A faixa nos leva ao clímax com linhas de baixo, bateria e poderosas teclas. Não é imediatamente óbvio o que a linha “pensei que tudo era tão água, mas voltou com mais elegância para mim” significa, mas você está muito ocupado acenando com a cabeça para se importar. Aqui, Letrux e Rebello usam sintetizadores e teclas para enviar ondas de choque através das letras, fazendo uma música melancólica que não leva a si mesma, ou qualquer coisa, muito a sério. “Eu Estou aos Prantos (Me Chama Pra Chorar)”, produzida pelo baterista Lourenço Vasconcellos, ganhou uma interpretação teatral com a adição de violoncelo, violino e vibrafone. Mas para toda a nova instrumentação, também há muita precisão e controle. A instrumentação comparativamente esparsa mostra o leve vibrato da Letrux e o seu alcance vocal expansivo. Ela escolhe instrumentos e gêneros em um nível aparentemente granular, deixando a impressão de que cada som está lá por algum motivo. A guitarrista MarthaV é a responsável por “Dorme Com Essa (Delirei)”, enquanto Navalha Carrera e Arthur Braganti, que também participaram da produção do álbum original, produziram “Déjà-vu Frenesi (Todo Corpo Tem Água)” e “Salve Poseidon (Roda de Invocação)”, respectivamente.

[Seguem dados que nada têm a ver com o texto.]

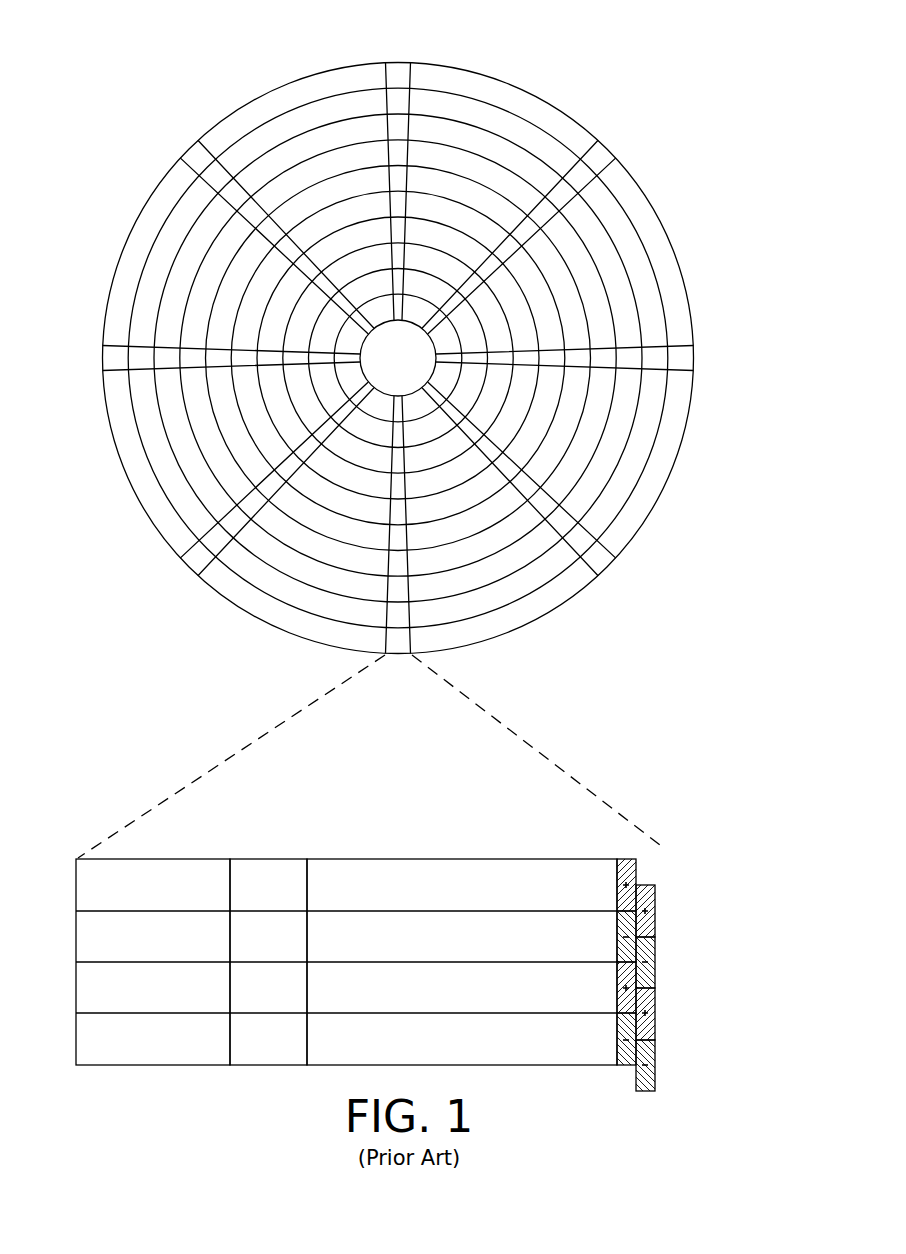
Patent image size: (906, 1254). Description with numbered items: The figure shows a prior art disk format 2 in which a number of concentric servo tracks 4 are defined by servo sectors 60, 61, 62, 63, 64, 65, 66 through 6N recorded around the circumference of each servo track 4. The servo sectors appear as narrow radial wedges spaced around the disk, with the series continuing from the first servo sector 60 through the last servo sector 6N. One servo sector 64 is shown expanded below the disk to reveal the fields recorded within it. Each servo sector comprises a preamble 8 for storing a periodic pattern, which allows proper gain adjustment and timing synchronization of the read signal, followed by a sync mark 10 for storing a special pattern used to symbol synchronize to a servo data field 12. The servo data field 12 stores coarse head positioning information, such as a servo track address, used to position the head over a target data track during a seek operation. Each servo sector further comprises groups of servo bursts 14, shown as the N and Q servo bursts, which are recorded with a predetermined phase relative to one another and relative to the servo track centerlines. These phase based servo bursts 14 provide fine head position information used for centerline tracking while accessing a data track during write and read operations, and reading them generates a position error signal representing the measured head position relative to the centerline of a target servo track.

The disk format 2 is at (182, 67).
The servo track 4 is at (519, 105).
The servo sector 60 is at (398, 72).
The servo sector 61 is at (598, 157).
The servo sector 62 is at (685, 358).
The servo sector 63 is at (598, 563).
The servo sector 64 is at (268, 724).
The servo sector 65 is at (195, 563).
The servo sector 66 is at (108, 358).
The servo sector 6N is at (197, 157).
The preamble 8 is at (159, 859).
The sync mark 10 is at (271, 859).
The servo data field 12 is at (450, 859).
The servo bursts 14 is at (653, 860).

Na última semana, ela divulgou o clipe para a minimalista “Dorme Com Essa (Delirei)” e criou uma cenário para exaltar a natureza. A produção conta com a direção de Laís Sampaio. Guiada por singelos acordes de violão, é uma canção solene com uma interpretação dramática. Em “Déjà-vu Frenesi (Todo Corpo Tem Água)”, ela explora o existencialismo, cantando de forma mais ousada e explícita: “Todo corpo tem água, lágrima suor e gozo / Todo corpo tem água, lágrima suor e porra / Ou a gente chora, ou a gente sua ou a gente goza?”, antes do vigoroso riff de guitarra e a bateria tomar conta. Por fim, “Salve Poseidon (Roda de Invocação)” oferece efeitos sonoros, percussão, marimbas, sintetizadores sutis, vocais sussurrados ao fundo e palavras faladas – em determinados momentos, parece que estamos no meio de uma selva. O EP foi lançado em 13 de março de 2021, data que coincidiu com o início da quarentena no Brasil. A beleza de “Prantos Pandêmicos” é que não precisa ser ouvido atentamente para desfrutar de seu tato e ludicidade. Você pode não saber se Letrux conseguiu algo que desejava, se alguma mágoa foi curada ou se alguma pergunta foi respondida, mas você sai com sua voz arrulhada navegando aleatoriamente em seu cérebro.